On 10/17/2016 07:06 PM, Alexander Monakov wrote:
I've just pushed two commits to the branch to fix this issue. Before those, the
last commit left the branch in a state where an incremental build seemed ok
(because libgcc/libgomp weren't rebuilt with the new cc1), but a from-scratch
build was broken like you've shown. LULESH is known to work. I also intend to
perform a trunk merge soon.
Ok that did work, however...
I think before merging this work we'll need to have some idea of how well it
works on real-world code.
This patchset and the branch lay the foundation, there's more work to be
done, in particular on the performance improvements side.

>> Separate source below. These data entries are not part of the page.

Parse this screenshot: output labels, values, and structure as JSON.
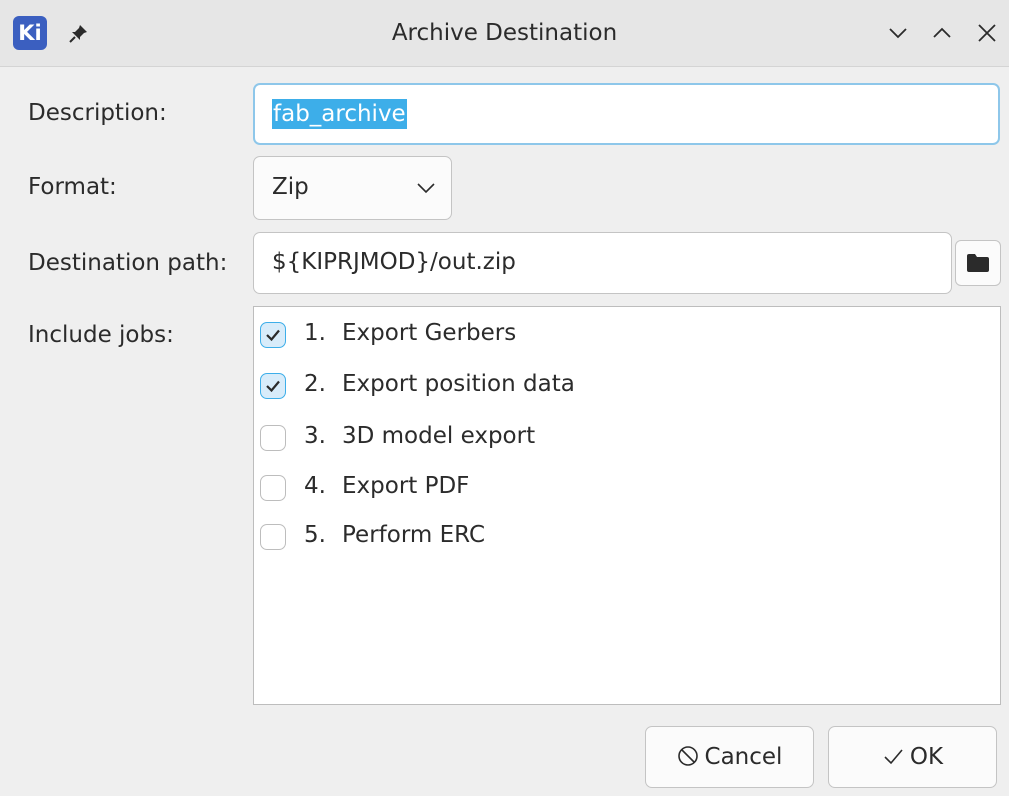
{
  "window": {
    "title": "Archive Destination",
    "app_logo_text": "Ki"
  },
  "form": {
    "description_label": "Description:",
    "description_value": "fab_archive",
    "format_label": "Format:",
    "format_value": "Zip",
    "destination_label": "Destination path:",
    "destination_value": "${KIPRJMOD}/out.zip",
    "jobs_label": "Include jobs:"
  },
  "jobs": [
    {
      "num": "1.",
      "label": "Export Gerbers",
      "checked": true
    },
    {
      "num": "2.",
      "label": "Export position data",
      "checked": true
    },
    {
      "num": "3.",
      "label": "3D model export",
      "checked": false
    },
    {
      "num": "4.",
      "label": "Export PDF",
      "checked": false
    },
    {
      "num": "5.",
      "label": "Perform ERC",
      "checked": false
    }
  ],
  "buttons": {
    "cancel": "Cancel",
    "ok": "OK"
  },
  "colors": {
    "accent": "#3daee9",
    "logo": "#3b5fc0"
  }
}
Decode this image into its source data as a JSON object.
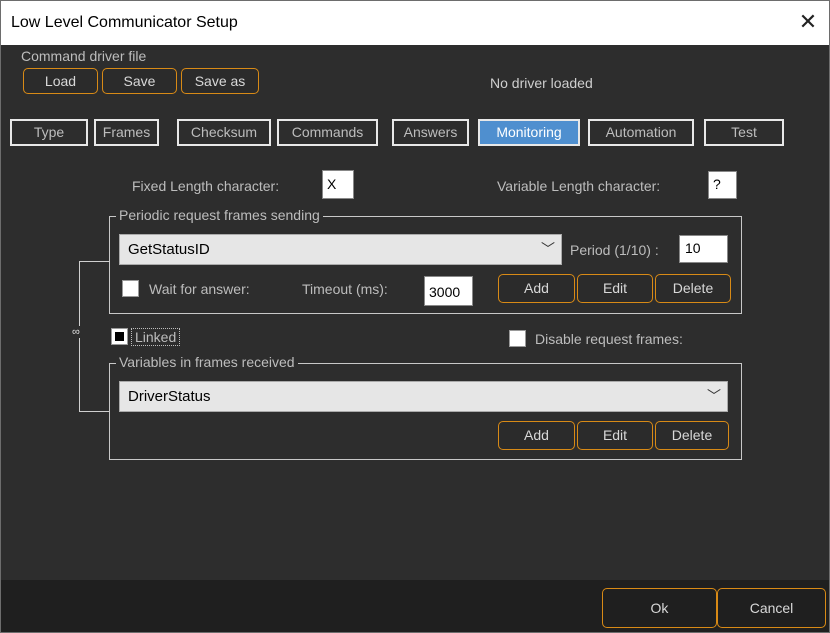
{
  "window": {
    "title": "Low Level Communicator Setup"
  },
  "driver": {
    "section_label": "Command driver file",
    "load_label": "Load",
    "save_label": "Save",
    "save_as_label": "Save as",
    "status": "No driver loaded"
  },
  "tabs": [
    {
      "label": "Type"
    },
    {
      "label": "Frames"
    },
    {
      "label": "Checksum"
    },
    {
      "label": "Commands"
    },
    {
      "label": "Answers"
    },
    {
      "label": "Monitoring",
      "active": true
    },
    {
      "label": "Automation"
    },
    {
      "label": "Test"
    }
  ],
  "monitoring": {
    "fixed_length_label": "Fixed Length character:",
    "fixed_length_value": "X",
    "variable_length_label": "Variable Length character:",
    "variable_length_value": "?",
    "periodic": {
      "group_title": "Periodic request frames sending",
      "frame_selected": "GetStatusID",
      "period_label": "Period (1/10) :",
      "period_value": "10",
      "wait_label": "Wait for answer:",
      "timeout_label": "Timeout (ms):",
      "timeout_value": "3000",
      "add_label": "Add",
      "edit_label": "Edit",
      "delete_label": "Delete"
    },
    "linked_label": "Linked",
    "disable_label": "Disable request frames:",
    "variables": {
      "group_title": "Variables in frames received",
      "selected": "DriverStatus",
      "add_label": "Add",
      "edit_label": "Edit",
      "delete_label": "Delete"
    }
  },
  "footer": {
    "ok_label": "Ok",
    "cancel_label": "Cancel"
  },
  "colors": {
    "accent_orange": "#d88a16",
    "active_tab": "#4f8fcf",
    "panel_bg": "#2d2d2d"
  }
}
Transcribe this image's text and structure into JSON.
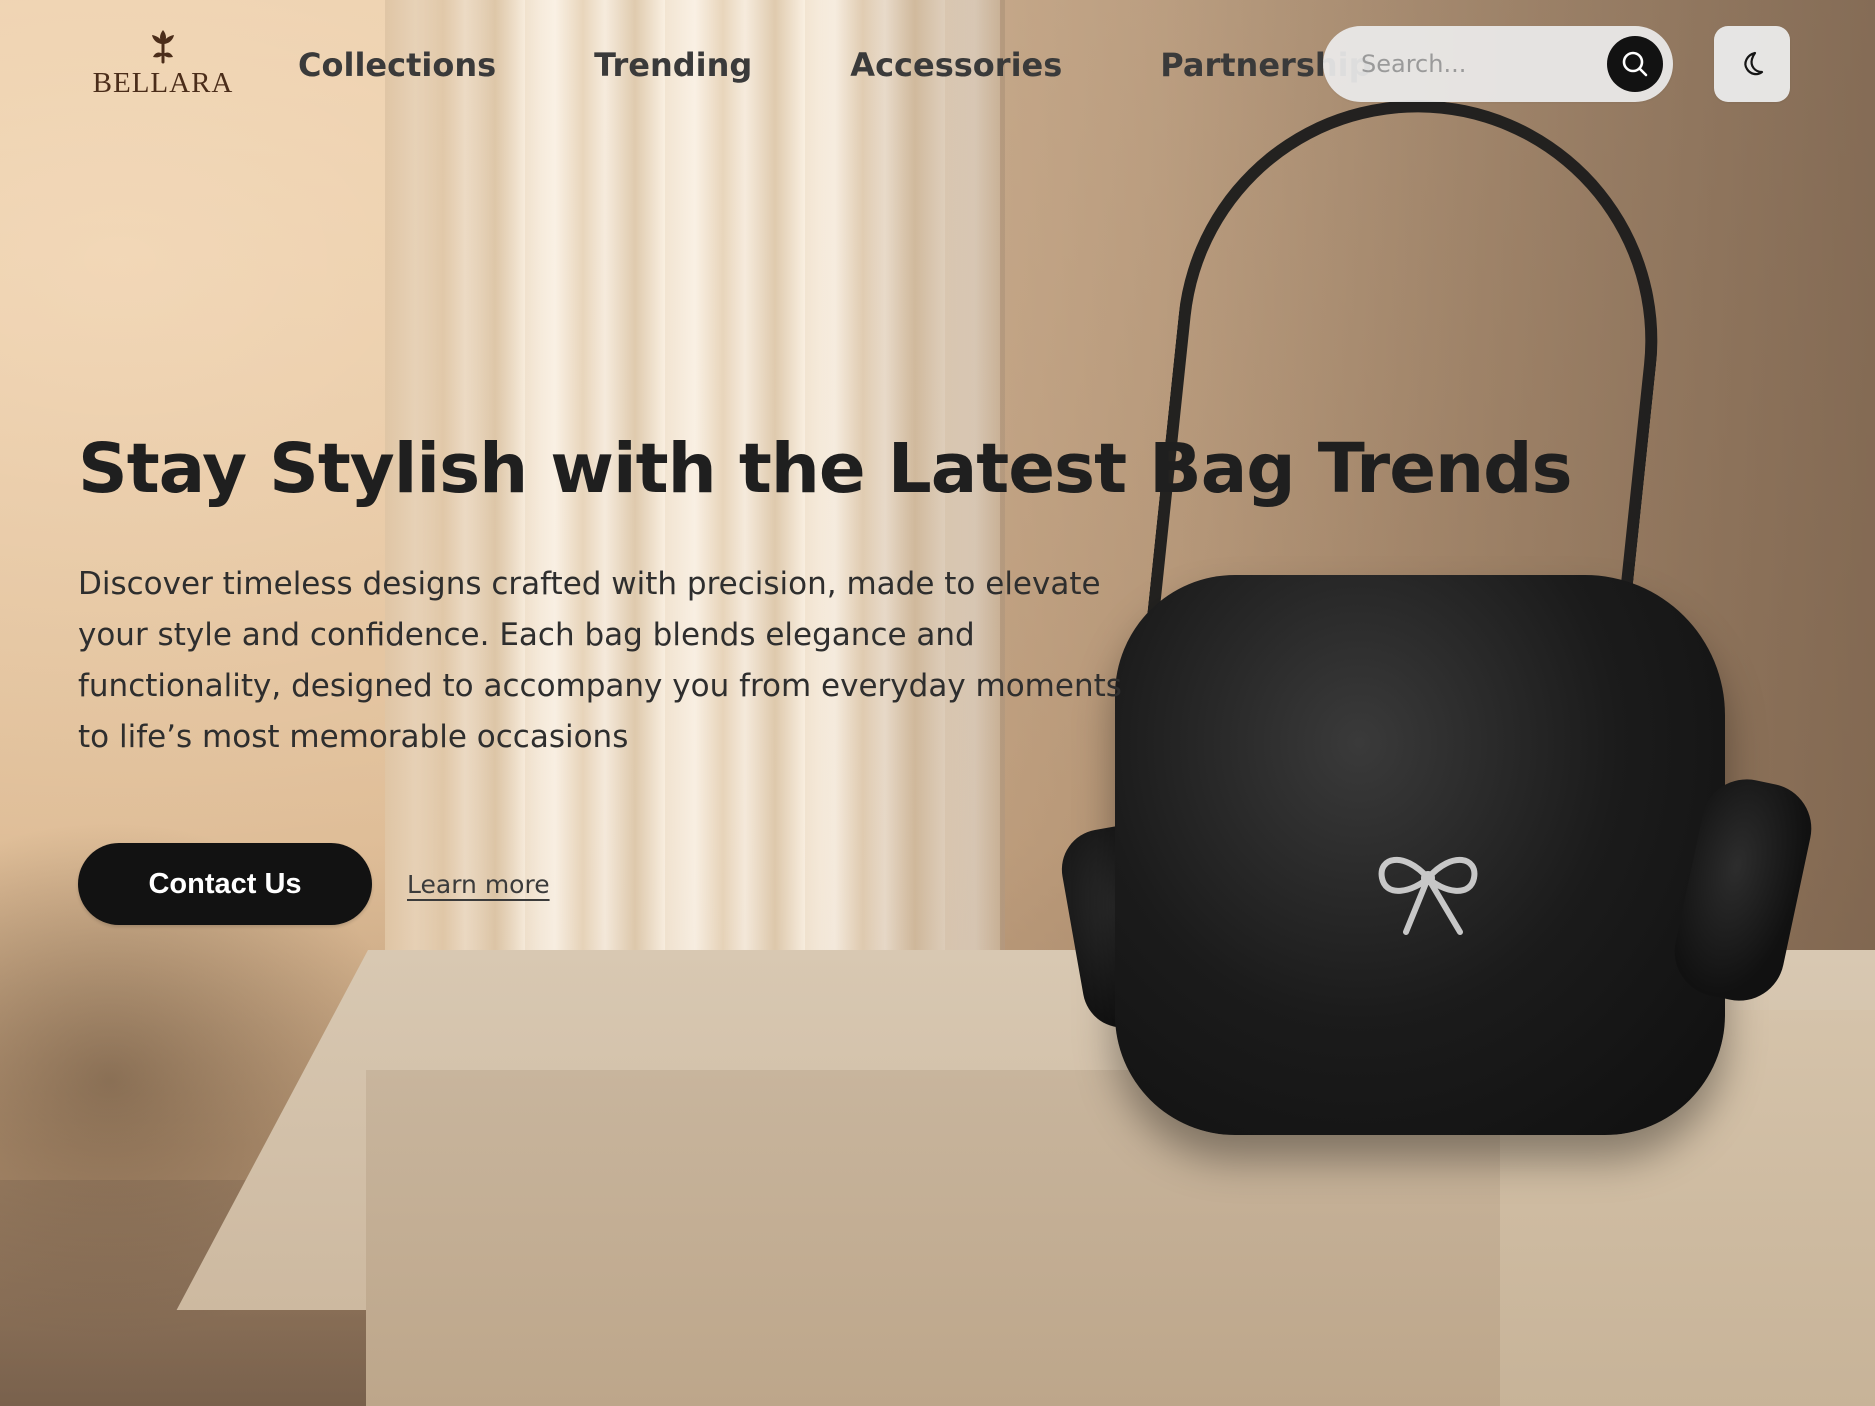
{
  "brand": {
    "name": "BELLARA",
    "logo_color": "#4b2d1a"
  },
  "nav": {
    "items": [
      {
        "label": "Collections"
      },
      {
        "label": "Trending"
      },
      {
        "label": "Accessories"
      },
      {
        "label": "Partnership"
      }
    ]
  },
  "search": {
    "placeholder": "Search...",
    "value": "",
    "button_icon": "search-icon"
  },
  "theme_toggle": {
    "icon": "moon-icon"
  },
  "hero": {
    "title": "Stay Stylish with the Latest Bag Trends",
    "description": "Discover timeless designs crafted with precision, made to elevate your style and confidence. Each bag blends elegance and functionality, designed to accompany you from everyday moments to life’s most memorable occasions",
    "primary_cta": "Contact Us",
    "secondary_cta": "Learn more"
  },
  "colors": {
    "primary_button_bg": "#121212",
    "primary_button_text": "#ffffff",
    "text": "#232323",
    "search_bg": "#ebebeb"
  },
  "images": {
    "hero_background": "handbag-on-pedestal-photo"
  }
}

There should be
an agreement on these fundamental bits first, before moving on to fine-tuning.
The performance I saw was lower by a factor of 80 or so compared to
their CUDA version, and even lower than OpenMP on the host. Does this
match what you are seeing? Do you have a clear plan how this can be
To me this kind of performance doesn't look like something that will be
fixed by fine-tuning; it leaves me undecided whether the chosen approach
(what you call the fundamentals) is viable at all. Performance is still
better than the OpenACC version of the benchmark, but then I think we
shouldn't repeat the mistakes we made with OpenACC and avoid merging
something until we're sure it's ready and of benefit to users.